The FINANCIAL -- First-pillar pension reforms introduced over the last two decades have brought about drastic changes in the global retirement landscape driven by unfavorable demographics and unsustainable, outdated or fragmented systems.
The FINANCIAL -- First-pillar
pension reforms introduced over the last two decades have brought about
drastic changes in the global retirement landscape driven by
unfavorable demographics and unsustainable, outdated or fragmented
systems. The reform process differs considerably from country to country
though. The Allianz Pension Sustainability Index (PSI) analyses
countries according to a range of parameters in order to arrive at a
country ranking that reflects the long-term sustainability of the
pension system in aging societies. This years’ updated version includes
some surprising changes.
In the current study, the pension systems of Thailand, Brazil and Japan were found to be the least sustainable whereas Australia, Sweden and New Zealand lie at the other end of the spectrum. They are closely followed by Norway, the Netherlands and Denmark, according to Allianz.
“A good ranking in the index does not equal to generous pension payments in a country, but it shows that a country’s pension system will be able to cope with its underlying demographics. In contrast to that you have to take into account that the countries at the low end of the ranking are there for different reasons,” said Dr. Renate Finke, author of the study.

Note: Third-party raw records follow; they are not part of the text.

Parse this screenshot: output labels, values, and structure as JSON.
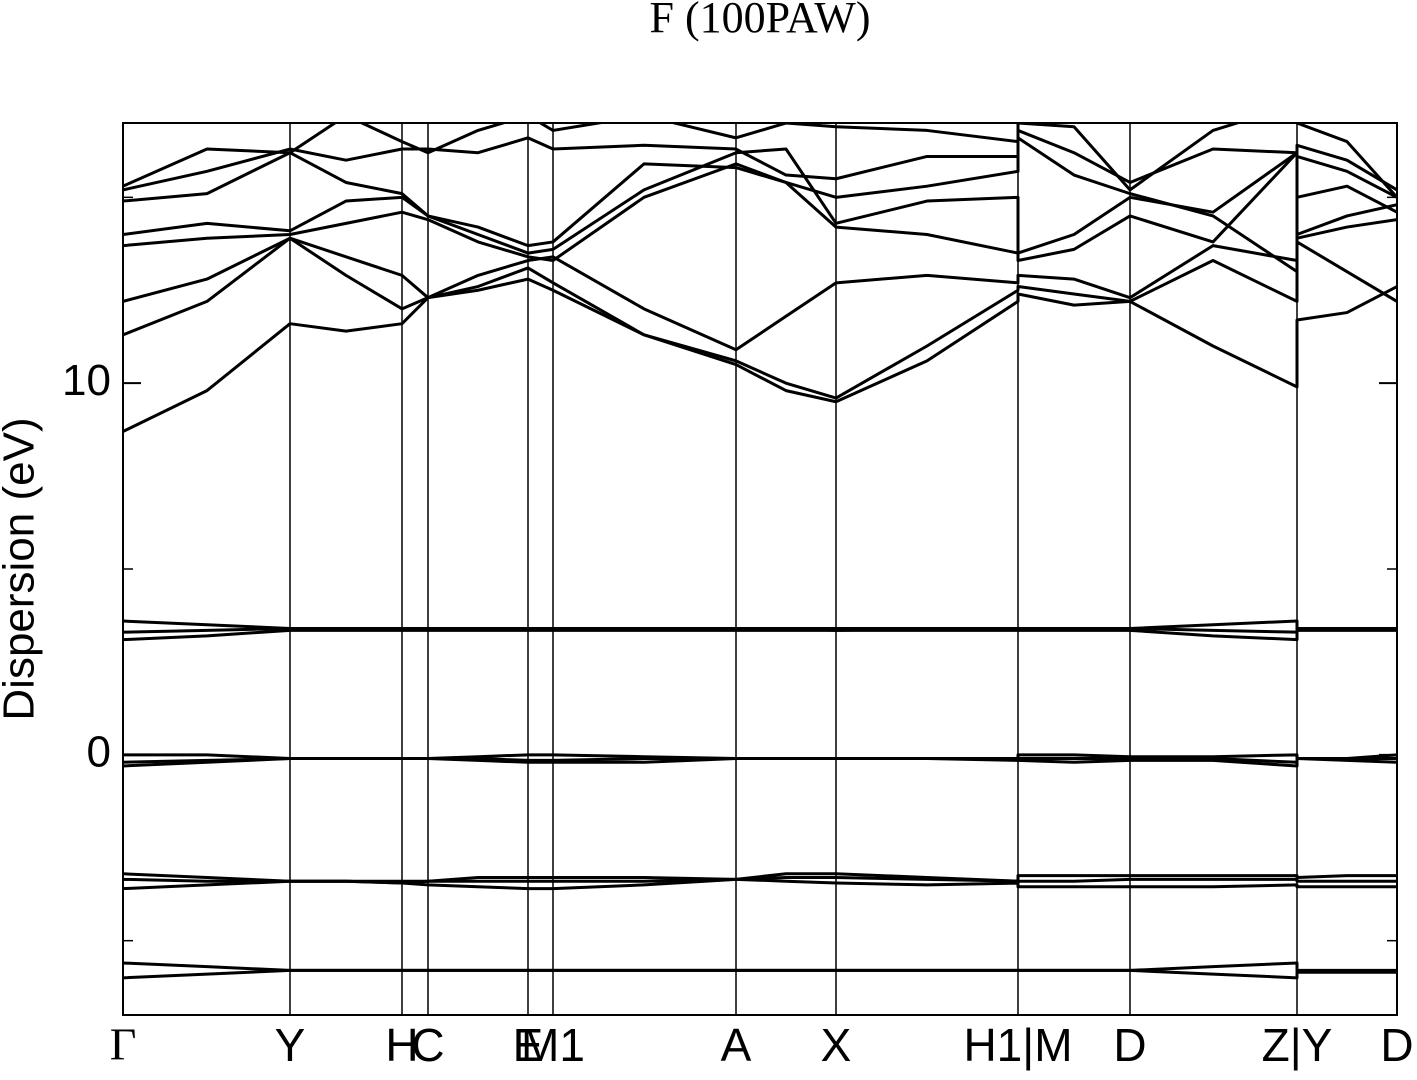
{
  "chart_data": {
    "type": "line",
    "title": "F (100PAW)",
    "y_label": "Dispersion (eV)",
    "color": "#000000",
    "xlim": [
      0,
      1274
    ],
    "ylim": [
      -7,
      17
    ],
    "yticks": [
      0,
      10
    ],
    "minor_yticks": [
      -5,
      5,
      15
    ],
    "xticks": [
      {
        "value": 0,
        "label": "Γ"
      },
      {
        "value": 167,
        "label": "Y"
      },
      {
        "value": 279,
        "label": "H"
      },
      {
        "value": 305,
        "label": "C"
      },
      {
        "value": 405,
        "label": "E"
      },
      {
        "value": 430,
        "label": "M1"
      },
      {
        "value": 613,
        "label": "A"
      },
      {
        "value": 713,
        "label": "X"
      },
      {
        "value": 895,
        "label": "H1|M"
      },
      {
        "value": 1007,
        "label": "D"
      },
      {
        "value": 1174,
        "label": "Z|Y"
      },
      {
        "value": 1274,
        "label": "D"
      }
    ],
    "x": [
      0,
      84,
      167,
      223,
      279,
      305,
      355,
      405,
      430,
      521,
      613,
      663,
      713,
      804,
      895,
      895,
      951,
      1007,
      1090,
      1174,
      1174,
      1224,
      1274
    ],
    "series": [
      {
        "values": [
          8.7,
          9.8,
          11.6,
          11.4,
          11.6,
          12.3,
          12.5,
          12.8,
          12.5,
          11.3,
          10.5,
          9.8,
          9.5,
          10.6,
          12.2,
          12.4,
          12.1,
          12.2,
          11.0,
          9.9,
          11.7,
          11.9,
          12.6
        ]
      },
      {
        "values": [
          11.3,
          12.2,
          13.9,
          12.9,
          12.0,
          12.3,
          12.6,
          13.1,
          12.7,
          11.3,
          10.6,
          10.0,
          9.6,
          11.0,
          12.5,
          12.6,
          12.4,
          12.2,
          13.3,
          12.2,
          13.8,
          13.0,
          12.2
        ]
      },
      {
        "values": [
          12.2,
          12.8,
          13.9,
          13.4,
          12.9,
          12.3,
          12.9,
          13.3,
          13.4,
          12.0,
          10.9,
          11.8,
          12.7,
          12.9,
          12.7,
          12.9,
          12.8,
          12.3,
          13.7,
          13.3,
          13.9,
          14.2,
          14.4
        ]
      },
      {
        "values": [
          13.7,
          13.9,
          14.0,
          14.3,
          14.6,
          14.4,
          13.8,
          13.4,
          13.3,
          15.0,
          15.9,
          15.4,
          14.2,
          14.0,
          13.5,
          13.3,
          13.6,
          14.5,
          13.8,
          16.2,
          14.0,
          14.5,
          14.8
        ]
      },
      {
        "values": [
          14.0,
          14.3,
          14.1,
          14.9,
          15.0,
          14.5,
          14.0,
          13.5,
          13.6,
          15.2,
          16.2,
          16.3,
          14.3,
          14.9,
          15.0,
          13.5,
          14.0,
          15.0,
          14.6,
          16.2,
          16.1,
          15.7,
          15.0
        ]
      },
      {
        "values": [
          14.9,
          15.1,
          16.2,
          15.4,
          15.1,
          14.5,
          14.2,
          13.7,
          13.8,
          15.9,
          15.8,
          15.4,
          15.0,
          15.3,
          15.7,
          16.6,
          15.6,
          15.1,
          14.5,
          13.0,
          16.4,
          16.0,
          15.2
        ]
      },
      {
        "values": [
          15.2,
          15.7,
          16.3,
          16.0,
          16.3,
          16.3,
          16.2,
          16.6,
          16.3,
          16.4,
          16.3,
          15.6,
          15.5,
          16.1,
          16.1,
          16.8,
          16.2,
          15.4,
          16.3,
          16.2,
          15.0,
          15.3,
          14.6
        ]
      },
      {
        "values": [
          15.3,
          16.3,
          16.2,
          17.2,
          16.5,
          16.2,
          16.8,
          17.2,
          16.8,
          17.2,
          16.6,
          17.0,
          16.9,
          16.8,
          16.5,
          17.0,
          16.9,
          15.2,
          16.8,
          17.5,
          17.0,
          16.5,
          15.0
        ]
      },
      {
        "values": [
          3.6,
          3.5,
          3.4,
          3.4,
          3.4,
          3.4,
          3.4,
          3.4,
          3.4,
          3.4,
          3.4,
          3.4,
          3.35,
          3.4,
          3.4,
          3.4,
          3.4,
          3.4,
          3.5,
          3.6,
          3.4,
          3.4,
          3.4
        ]
      },
      {
        "values": [
          3.3,
          3.35,
          3.4,
          3.4,
          3.4,
          3.4,
          3.4,
          3.4,
          3.4,
          3.4,
          3.4,
          3.4,
          3.4,
          3.4,
          3.4,
          3.4,
          3.4,
          3.4,
          3.35,
          3.3,
          3.4,
          3.4,
          3.4
        ]
      },
      {
        "values": [
          3.1,
          3.2,
          3.35,
          3.35,
          3.35,
          3.35,
          3.35,
          3.35,
          3.35,
          3.35,
          3.35,
          3.35,
          3.35,
          3.35,
          3.35,
          3.35,
          3.35,
          3.35,
          3.2,
          3.1,
          3.35,
          3.35,
          3.35
        ]
      },
      {
        "values": [
          0.0,
          0.0,
          -0.1,
          -0.1,
          -0.1,
          -0.1,
          -0.05,
          0.0,
          0.0,
          -0.05,
          -0.1,
          -0.1,
          -0.1,
          -0.1,
          -0.1,
          0.0,
          0.0,
          -0.05,
          -0.05,
          0.0,
          -0.1,
          -0.1,
          0.0
        ]
      },
      {
        "values": [
          -0.2,
          -0.15,
          -0.1,
          -0.1,
          -0.1,
          -0.1,
          -0.1,
          -0.15,
          -0.15,
          -0.1,
          -0.1,
          -0.1,
          -0.1,
          -0.1,
          -0.1,
          -0.1,
          -0.1,
          -0.1,
          -0.1,
          -0.2,
          -0.1,
          -0.1,
          -0.1
        ]
      },
      {
        "values": [
          -0.3,
          -0.2,
          -0.1,
          -0.1,
          -0.1,
          -0.1,
          -0.15,
          -0.2,
          -0.2,
          -0.2,
          -0.1,
          -0.1,
          -0.1,
          -0.1,
          -0.15,
          -0.15,
          -0.2,
          -0.15,
          -0.15,
          -0.3,
          -0.1,
          -0.15,
          -0.2
        ]
      },
      {
        "values": [
          -3.2,
          -3.3,
          -3.4,
          -3.4,
          -3.4,
          -3.4,
          -3.3,
          -3.3,
          -3.3,
          -3.3,
          -3.35,
          -3.2,
          -3.2,
          -3.3,
          -3.4,
          -3.25,
          -3.25,
          -3.25,
          -3.25,
          -3.25,
          -3.3,
          -3.25,
          -3.25
        ]
      },
      {
        "values": [
          -3.35,
          -3.4,
          -3.4,
          -3.4,
          -3.45,
          -3.4,
          -3.4,
          -3.4,
          -3.4,
          -3.4,
          -3.35,
          -3.3,
          -3.3,
          -3.35,
          -3.4,
          -3.4,
          -3.4,
          -3.35,
          -3.35,
          -3.35,
          -3.4,
          -3.4,
          -3.4
        ]
      },
      {
        "values": [
          -3.6,
          -3.5,
          -3.4,
          -3.4,
          -3.45,
          -3.5,
          -3.55,
          -3.6,
          -3.6,
          -3.5,
          -3.35,
          -3.4,
          -3.45,
          -3.5,
          -3.45,
          -3.55,
          -3.55,
          -3.55,
          -3.55,
          -3.5,
          -3.55,
          -3.55,
          -3.55
        ]
      },
      {
        "values": [
          -5.6,
          -5.7,
          -5.8,
          -5.8,
          -5.8,
          -5.8,
          -5.8,
          -5.8,
          -5.8,
          -5.8,
          -5.8,
          -5.8,
          -5.8,
          -5.8,
          -5.8,
          -5.8,
          -5.8,
          -5.8,
          -5.7,
          -5.6,
          -5.8,
          -5.8,
          -5.8
        ]
      },
      {
        "values": [
          -6.0,
          -5.9,
          -5.8,
          -5.8,
          -5.8,
          -5.8,
          -5.8,
          -5.8,
          -5.8,
          -5.8,
          -5.8,
          -5.8,
          -5.8,
          -5.8,
          -5.8,
          -5.8,
          -5.8,
          -5.8,
          -5.9,
          -6.0,
          -5.85,
          -5.85,
          -5.85
        ]
      }
    ]
  }
}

Thailand for example has an extremely low retirement age, only sporadic coverage, and is aging rapidly. It probably postponed tackling the consequences of its aging problem after disastrous flooding and political turmoil brought other issues to the political agenda. Brazil is also aging quickly, and its pension system has a high replacement rate which, combined with early retirement options, will be unsustainable in the long run. Japan comes in at the low end of the ranking because of its very old population and very high sovereign debt level. In consideration of these factors, the pension system is still too expensive, making the need for reform an ongoing concern, according to Allianz.
Australia lies at the other end of the spectrum. The amount of burden a country’s pension expenditures place on public finances is a core sub-indicator in this study. Therefore, Australia’s two-tier system combining a lean public with highly developed funded pensions is under the least pressure to reform. Australia’s success is followed in order by Sweden, New Zealand, Norway and the Netherlands. The western European countries benefit from their comprehensive pension systems based on strong, funded pillars. Sweden and Norway benefited from their comparatively solid public finance situation. Norway even succeeded in surpassing the Netherlands due to its better fiscal position. Norway’s high legal retirement age and moderate aging demographic also assisted in awarding the country its high index ranking, according to Allianz.

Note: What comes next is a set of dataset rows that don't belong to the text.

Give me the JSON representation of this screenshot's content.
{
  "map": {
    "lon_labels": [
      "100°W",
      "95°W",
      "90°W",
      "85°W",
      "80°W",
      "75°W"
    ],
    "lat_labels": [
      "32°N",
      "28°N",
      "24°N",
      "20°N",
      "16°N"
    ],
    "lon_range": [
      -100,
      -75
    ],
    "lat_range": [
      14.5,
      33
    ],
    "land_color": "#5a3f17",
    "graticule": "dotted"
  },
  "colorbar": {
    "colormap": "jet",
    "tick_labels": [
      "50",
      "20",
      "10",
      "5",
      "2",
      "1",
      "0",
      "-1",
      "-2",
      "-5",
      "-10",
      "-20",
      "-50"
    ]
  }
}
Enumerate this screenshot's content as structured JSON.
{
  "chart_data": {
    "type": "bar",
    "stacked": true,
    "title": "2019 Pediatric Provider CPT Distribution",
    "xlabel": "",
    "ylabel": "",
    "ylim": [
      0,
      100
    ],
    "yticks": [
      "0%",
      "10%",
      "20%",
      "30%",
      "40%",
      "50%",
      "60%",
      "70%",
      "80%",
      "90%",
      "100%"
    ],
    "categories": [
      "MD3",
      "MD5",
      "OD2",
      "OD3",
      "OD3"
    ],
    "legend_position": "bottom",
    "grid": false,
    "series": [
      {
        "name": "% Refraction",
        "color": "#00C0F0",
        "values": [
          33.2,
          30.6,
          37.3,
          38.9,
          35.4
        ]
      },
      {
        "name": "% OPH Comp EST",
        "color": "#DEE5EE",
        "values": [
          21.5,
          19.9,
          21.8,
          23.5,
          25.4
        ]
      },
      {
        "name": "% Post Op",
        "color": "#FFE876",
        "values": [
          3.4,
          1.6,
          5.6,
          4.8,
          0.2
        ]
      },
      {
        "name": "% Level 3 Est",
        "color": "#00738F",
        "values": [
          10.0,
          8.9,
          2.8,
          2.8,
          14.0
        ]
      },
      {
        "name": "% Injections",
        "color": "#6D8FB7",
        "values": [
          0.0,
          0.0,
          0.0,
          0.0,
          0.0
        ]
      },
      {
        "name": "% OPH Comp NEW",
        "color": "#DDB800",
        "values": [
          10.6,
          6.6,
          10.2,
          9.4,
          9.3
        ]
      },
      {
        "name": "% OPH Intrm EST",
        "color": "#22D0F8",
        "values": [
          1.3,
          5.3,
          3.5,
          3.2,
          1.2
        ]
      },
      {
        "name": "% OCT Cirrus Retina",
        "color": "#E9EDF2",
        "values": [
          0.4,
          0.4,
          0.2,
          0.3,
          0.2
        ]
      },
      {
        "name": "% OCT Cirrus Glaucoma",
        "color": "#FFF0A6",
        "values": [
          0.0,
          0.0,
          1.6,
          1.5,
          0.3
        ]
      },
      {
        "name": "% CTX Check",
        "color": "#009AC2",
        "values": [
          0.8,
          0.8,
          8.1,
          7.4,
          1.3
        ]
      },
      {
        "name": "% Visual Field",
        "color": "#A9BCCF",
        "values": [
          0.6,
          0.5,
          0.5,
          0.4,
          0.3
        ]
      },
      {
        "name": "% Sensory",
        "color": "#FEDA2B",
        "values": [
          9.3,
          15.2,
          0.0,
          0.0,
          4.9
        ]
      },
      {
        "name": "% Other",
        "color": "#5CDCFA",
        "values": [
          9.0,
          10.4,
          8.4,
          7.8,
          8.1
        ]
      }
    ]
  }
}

A result which might surprise: Greece, which ranked worst in the 2011 PSI, was able to improve due to the drastic reforms stipulated by the International Monetary Fund (IMF) and European Central Bank (ECB) austerity packages. It succeeded in cutting back on pension expenditures with lasting effect. Nevertheless, the high debt level and an old-age dependency ratio well above the European average remain a challenge for the Greek system. “Greece still needs to keep an eye on its pension system as though it were watching an upper expenditure level. Surpassing this will trigger calls for further reform,” Dr. Finke said.
In the broad middle, there are many countries with very differing systems and pre-conditions: “young” countries with fragmented pension systems challenged by a rapidly aging population; and “old” countries with developed pension systems, which have initiated reforms and are aware of their challenge to monitor the financial sustainability of their old-age provisioning systems.

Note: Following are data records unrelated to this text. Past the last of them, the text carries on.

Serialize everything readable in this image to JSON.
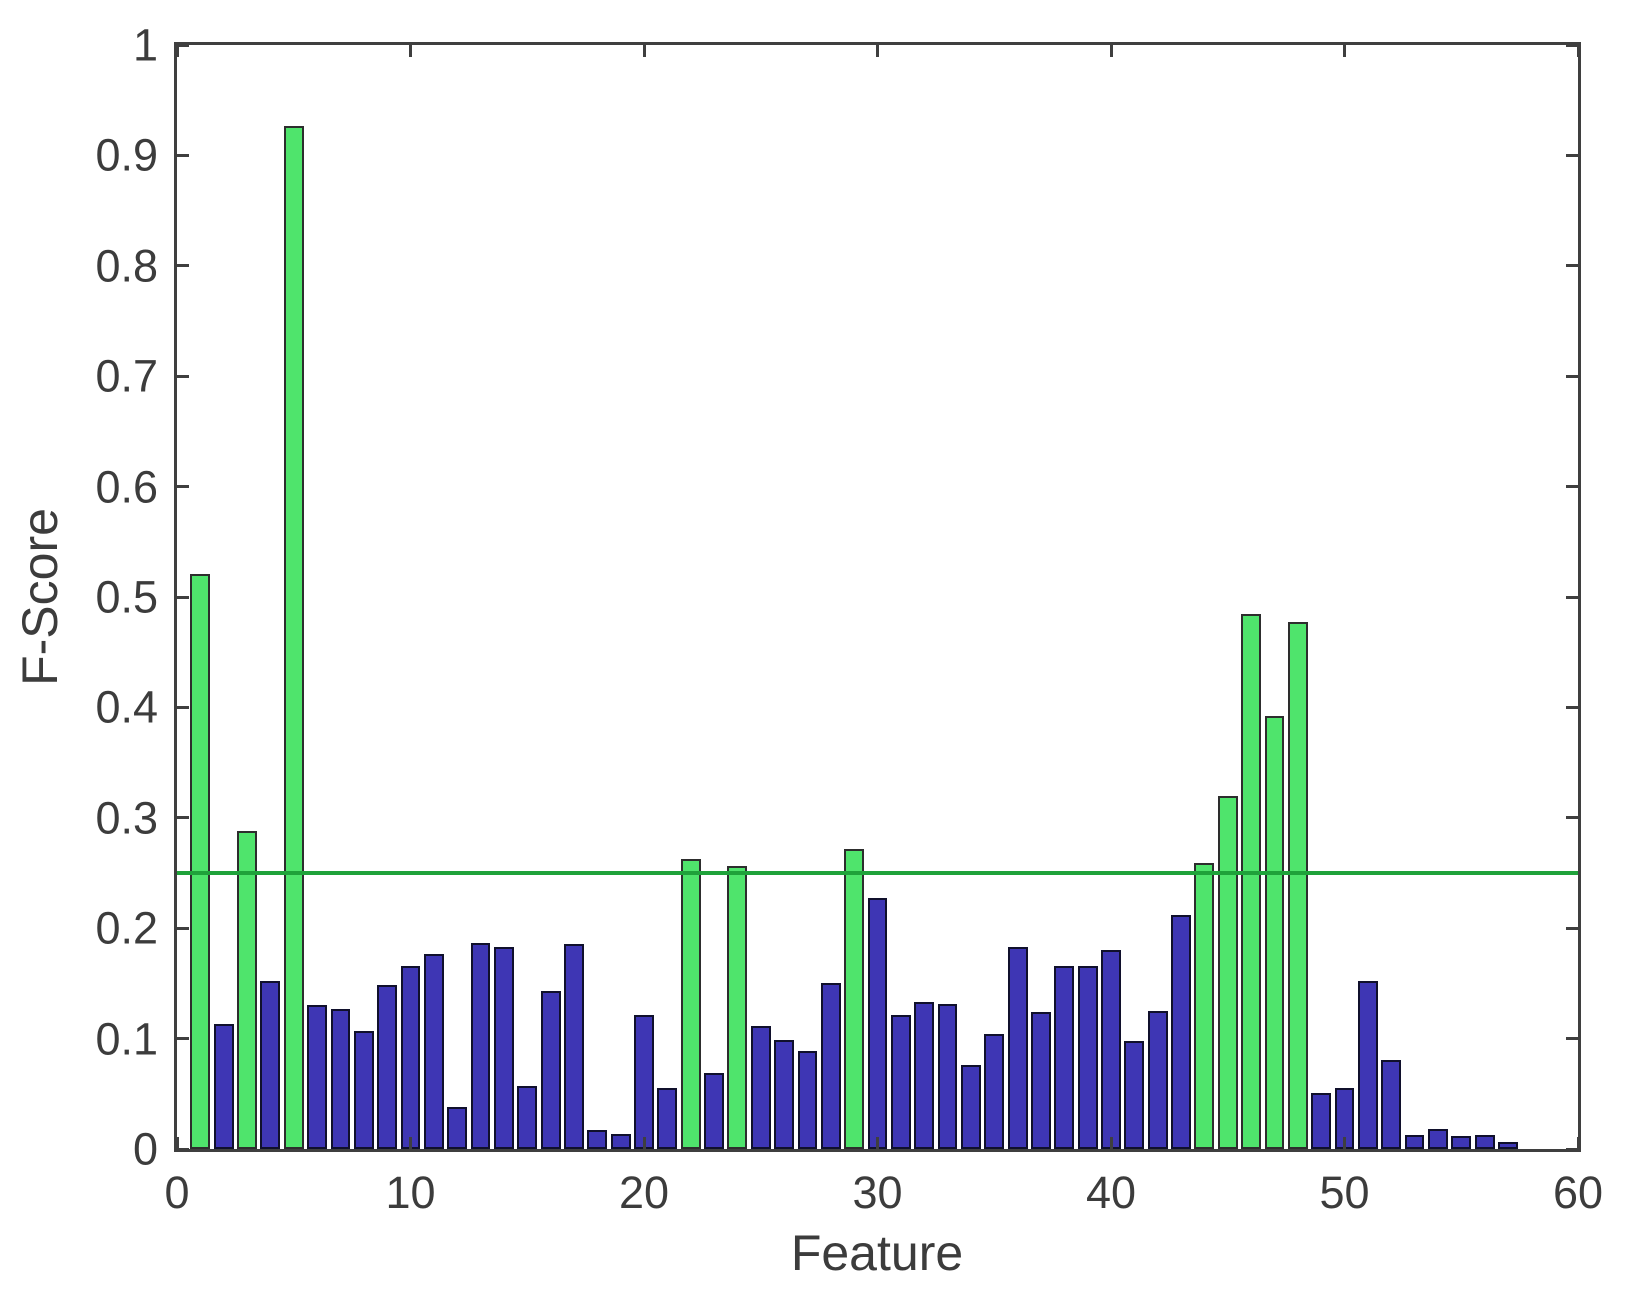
{
  "chart_data": {
    "type": "bar",
    "title": "",
    "xlabel": "Feature",
    "ylabel": "F-Score",
    "xlim": [
      0,
      60
    ],
    "ylim": [
      0,
      1
    ],
    "grid": false,
    "legend": null,
    "x_ticks": [
      {
        "value": 0,
        "label": "0"
      },
      {
        "value": 10,
        "label": "10"
      },
      {
        "value": 20,
        "label": "20"
      },
      {
        "value": 30,
        "label": "30"
      },
      {
        "value": 40,
        "label": "40"
      },
      {
        "value": 50,
        "label": "50"
      },
      {
        "value": 60,
        "label": "60"
      }
    ],
    "y_ticks": [
      {
        "value": 0.0,
        "label": "0"
      },
      {
        "value": 0.1,
        "label": "0.1"
      },
      {
        "value": 0.2,
        "label": "0.2"
      },
      {
        "value": 0.3,
        "label": "0.3"
      },
      {
        "value": 0.4,
        "label": "0.4"
      },
      {
        "value": 0.5,
        "label": "0.5"
      },
      {
        "value": 0.6,
        "label": "0.6"
      },
      {
        "value": 0.7,
        "label": "0.7"
      },
      {
        "value": 0.8,
        "label": "0.8"
      },
      {
        "value": 0.9,
        "label": "0.9"
      },
      {
        "value": 1.0,
        "label": "1"
      }
    ],
    "threshold_line": {
      "y": 0.25,
      "color": "#1fa23a"
    },
    "colors": {
      "selected_bar": "#4fe46c",
      "unselected_bar": "#3e36b4",
      "bar_edge_unselected": "#10102c",
      "bar_edge_selected": "#2d2d2d",
      "axis": "#3f3f3f",
      "text": "#3c3c3c"
    },
    "bar_width_units": 0.85,
    "features": [
      1,
      2,
      3,
      4,
      5,
      6,
      7,
      8,
      9,
      10,
      11,
      12,
      13,
      14,
      15,
      16,
      17,
      18,
      19,
      20,
      21,
      22,
      23,
      24,
      25,
      26,
      27,
      28,
      29,
      30,
      31,
      32,
      33,
      34,
      35,
      36,
      37,
      38,
      39,
      40,
      41,
      42,
      43,
      44,
      45,
      46,
      47,
      48,
      49,
      50,
      51,
      52,
      53,
      54,
      55,
      56,
      57
    ],
    "values": [
      0.521,
      0.113,
      0.288,
      0.152,
      0.927,
      0.13,
      0.127,
      0.107,
      0.149,
      0.166,
      0.177,
      0.038,
      0.187,
      0.183,
      0.057,
      0.143,
      0.186,
      0.017,
      0.014,
      0.121,
      0.055,
      0.263,
      0.069,
      0.256,
      0.111,
      0.099,
      0.089,
      0.15,
      0.272,
      0.227,
      0.121,
      0.133,
      0.131,
      0.076,
      0.104,
      0.183,
      0.124,
      0.166,
      0.166,
      0.18,
      0.098,
      0.125,
      0.212,
      0.259,
      0.32,
      0.485,
      0.392,
      0.477,
      0.051,
      0.055,
      0.152,
      0.081,
      0.013,
      0.018,
      0.012,
      0.013,
      0.006
    ],
    "selected_features": [
      1,
      3,
      5,
      22,
      24,
      29,
      44,
      45,
      46,
      47,
      48
    ]
  }
}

Many of the reforms initiated over the past couple of years were designed to lower replacement rates. Upon closer examination, however, two very different approaches begin to emerge. Countries such as the US, Australia, the UK and Ireland have developed a type of bottom-draw pension system. Here, the public pillars cover only the most basic requirements in order to prevent old-age poverty. Any additional income needed to maintain a certain standard of living must be generated through funded sources. The public pillars in continental Europe – particularly in Italy, Spain, France and Greece – take a much more generous approach.
The issue of public finances represents another sub-indicator the PSI uses in ranking countries. In 2010, the burden of Europe’s public pension systems on public finances was already 11.3 percent of GDP. In Western Europe, the burden of this expenditure is expected to amount to 12.8 percent of GDP by 2050. Similar future liabilities can be observed in Japan and Brazil. Many governments have already introduced reforms to lower pension levels, thereby decreasing the overall financial burden – particularly in the case of Greece, according to Allianz.